Todo a la transformación digital

Como mencionábamos al principio, y como hemos hablado anteriormente en el blog de Mediacore; el que las empresas sobrevivan hoy en día está prácticamente sujeto a implementar estrategias de transformación digital que les permita, a su vez, adaptarse a los nuevos patrones de comportamiento de la sociedad. Es decor, traducido: existe ya un nuevo modelo de consumo digital que ha salido a la luz claramente con la pandemia; y que se sostiene en compradores que pueden gastar su dinero a cualquier hora, impulsados por motivaciones exteriores que, por ejemplo, les lleva a realizar compras compulsivas.

De este modo, no es nada atrevido señalar ya que únicamente aquellas compañías que implementen herramientas digitales serán capaces de llamar la atención de estos consumidores digitales y, por ende, sobrevivir. La evaluación, el estudio, y la optimización de datos es la única vía que actualmente puede aportar un valor diferencial a una compañía dentro del amplio abanico de oferta existente en el mercado actual.

Invertir en una estrategia activa de reputación digital es vital para posicionarse por encima de sus competidores y que esto les suponga una ventaja competitiva real. En este sentido, herramientas como Google Adwords pueden prestar una ayuda clave; o tener una presencia activa en las redes sociales, respondiendo de primera mano a las peticiones de los consumidores.

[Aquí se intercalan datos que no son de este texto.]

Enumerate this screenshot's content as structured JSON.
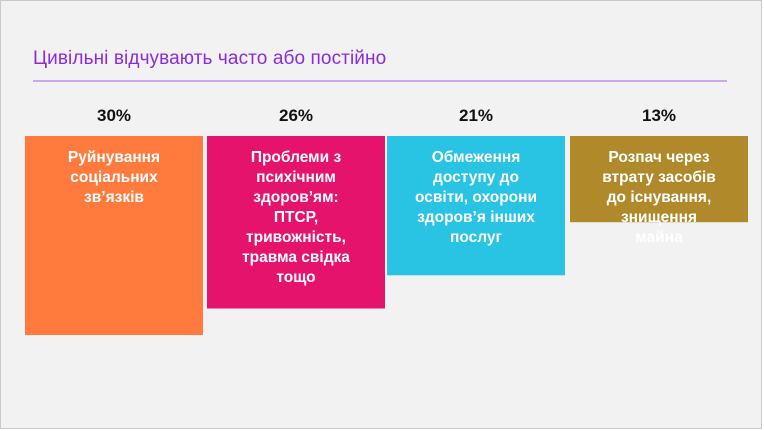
{
  "chart_data": {
    "type": "bar",
    "title": "Цивільні відчувають часто або постійно",
    "categories": [
      [
        "Руйнування",
        "соціальних",
        "зв’язків"
      ],
      [
        "Проблеми з",
        "психічним",
        "здоров’ям:",
        "ПТСР,",
        "тривожність,",
        "травма свідка",
        "тощо"
      ],
      [
        "Обмеження",
        "доступу до",
        "освіти, охорони",
        "здоров’я інших",
        "послуг"
      ],
      [
        "Розпач через",
        "втрату засобів",
        "до існування,",
        "знищення",
        "майна"
      ]
    ],
    "values": [
      30,
      26,
      21,
      13
    ],
    "value_labels": [
      "30%",
      "26%",
      "21%",
      "13%"
    ],
    "colors": [
      "#ff7a3d",
      "#e6136c",
      "#29c3e3",
      "#b08a2a"
    ],
    "xlabel": "",
    "ylabel": "",
    "ylim": [
      0,
      30
    ],
    "grid": false,
    "legend": "none"
  }
}
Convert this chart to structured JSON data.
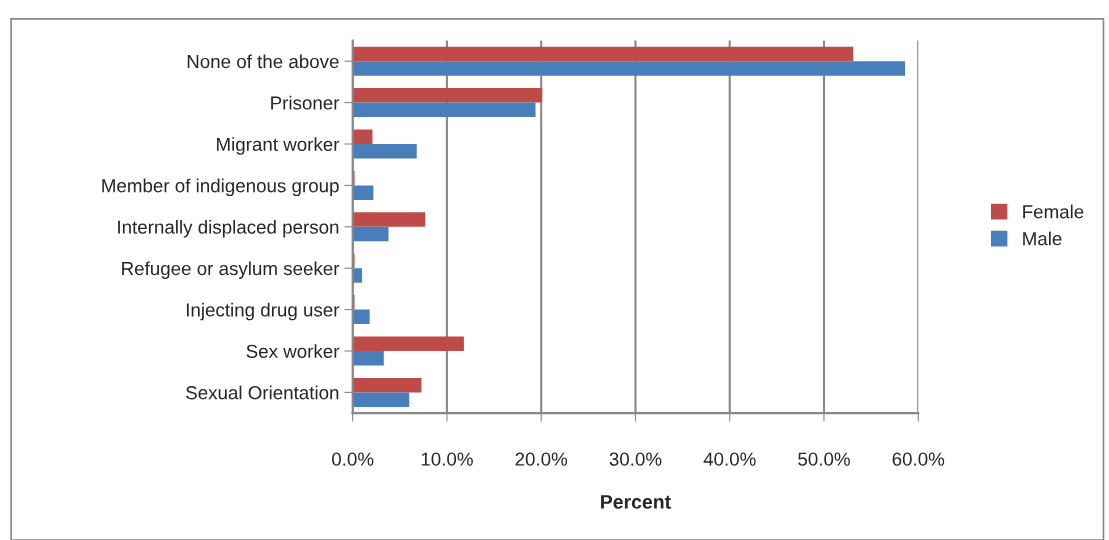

Otras tendencias a tener en cuenta

Entre otras tendencias destacadas en este paradigma digital en constante evolución, cabe señalar, por ejemplo:

  • Más personalización. Cada vez existe un grupo mayor de consumidores digitales que no se preocupan del precio sino de encontrar productos y servicios personalizados que respondan plenamente a sus criterios y a sus gustos. Las empresas que sepan discernir ese tipo de clientes y ofrecerles las experiencias que desean realmente disfrutar estarán en condiciones de mejorar su cuenta de resultados de manera notoria.
  • Mayor activismo social. La época actual está sometida a grandes contrastes sociales y morales, y muchos consumidores buscan plasmar en la Red sus ideas para tratar de captar adeptos a sus ideales. Las marcas están frente a una oportunidad de oro para intentar seducir a estos grupos de consumidores que, más que el precio, desean alinearse con las compañías y con las industrias que sientan que se imbrican con sus inquietudes.
  • La importancia del factor humano. Muchos consumidores digitales están decepcionados con la interacción exclusiva a través de máquinas en sus compras online. Por ello, cada vez privilegian más el trato humano. El uso de chats así como de otros canales de comunicación online en los que sean personas los que tratan con el cliente es algo cada vez más valorado y puede marcar la diferencia para el éxito final de las operaciones comerciales.